Nicole Lurie and Richard Hatchett of CEPI called the program "the most encouraging news we've had on H5N1 countermeasures in years" and a "critical milestone in pandemic preparedness."
This isn't a one-off bet. Moderna is building what amounts to a pandemic Swiss Army knife: the same mRNA manufacturing infrastructure that churns out COVID boosters can pivot to bird flu, seasonal flu, RSV, or whatever pathogen comes next. The company's respiratory pipeline in 2026 includes a next-gen COVID vaccine (mNEXSPIKE, already approved by the FDA), an RSV vaccine in late-stage studies, a seasonal flu candidate under regulatory review, and a flu/COVID combo shot.
The idea is that when the next outbreak hits, Moderna doesn't start from scratch. It swaps in a new sequence, fires up the same machines, and starts producing. The company has publicly committed to the "100 days" concept: going from pathogen identification to vaccine candidate in just over three months.
Bird flu isn't a pandemic today. The risk to the general public remains low, according to the CDC, WHO, and European health agencies. But the risk to people who work with poultry and dairy cattle is low-to-moderate, and the virus keeps finding new hosts and new geographies.
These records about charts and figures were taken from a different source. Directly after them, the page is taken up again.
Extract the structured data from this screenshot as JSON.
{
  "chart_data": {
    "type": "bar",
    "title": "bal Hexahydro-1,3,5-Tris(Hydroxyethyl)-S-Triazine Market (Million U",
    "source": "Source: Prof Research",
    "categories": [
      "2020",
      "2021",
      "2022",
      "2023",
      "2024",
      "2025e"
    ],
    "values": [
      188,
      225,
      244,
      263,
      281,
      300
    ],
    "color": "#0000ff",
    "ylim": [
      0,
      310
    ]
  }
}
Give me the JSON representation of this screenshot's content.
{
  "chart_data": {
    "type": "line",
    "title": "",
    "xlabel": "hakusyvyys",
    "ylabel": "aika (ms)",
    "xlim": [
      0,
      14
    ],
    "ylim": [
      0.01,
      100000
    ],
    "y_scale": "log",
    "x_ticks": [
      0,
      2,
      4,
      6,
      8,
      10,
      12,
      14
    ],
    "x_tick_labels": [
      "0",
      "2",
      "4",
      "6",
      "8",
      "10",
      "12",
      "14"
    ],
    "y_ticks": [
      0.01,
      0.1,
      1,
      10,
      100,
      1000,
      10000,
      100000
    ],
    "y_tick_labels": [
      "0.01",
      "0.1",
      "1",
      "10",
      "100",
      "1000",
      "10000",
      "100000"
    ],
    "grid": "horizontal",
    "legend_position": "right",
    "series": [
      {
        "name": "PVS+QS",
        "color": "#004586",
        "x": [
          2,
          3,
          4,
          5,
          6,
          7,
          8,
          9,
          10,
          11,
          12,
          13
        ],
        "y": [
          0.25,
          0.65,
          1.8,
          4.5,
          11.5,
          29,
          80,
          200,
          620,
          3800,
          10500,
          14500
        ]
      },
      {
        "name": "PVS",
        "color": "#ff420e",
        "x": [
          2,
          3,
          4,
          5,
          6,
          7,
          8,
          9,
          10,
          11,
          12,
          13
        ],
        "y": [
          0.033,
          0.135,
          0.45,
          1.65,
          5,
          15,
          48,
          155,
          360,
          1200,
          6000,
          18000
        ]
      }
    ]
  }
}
The real value of Moderna's trial isn't just this one vaccine. It's proof that mRNA technology works against a completely different class of threat than COVID. It's infrastructure that didn't exist five years ago. And it's a bet that preparing before a crisis costs a lot less than scrambling during one.
If H5N1 never becomes a pandemic, we'll have built regulatory pathways, manufacturing capacity, and equitable access frameworks that apply to the next threat. If it does? We'll be very glad someone rolled up their sleeve at that trial site.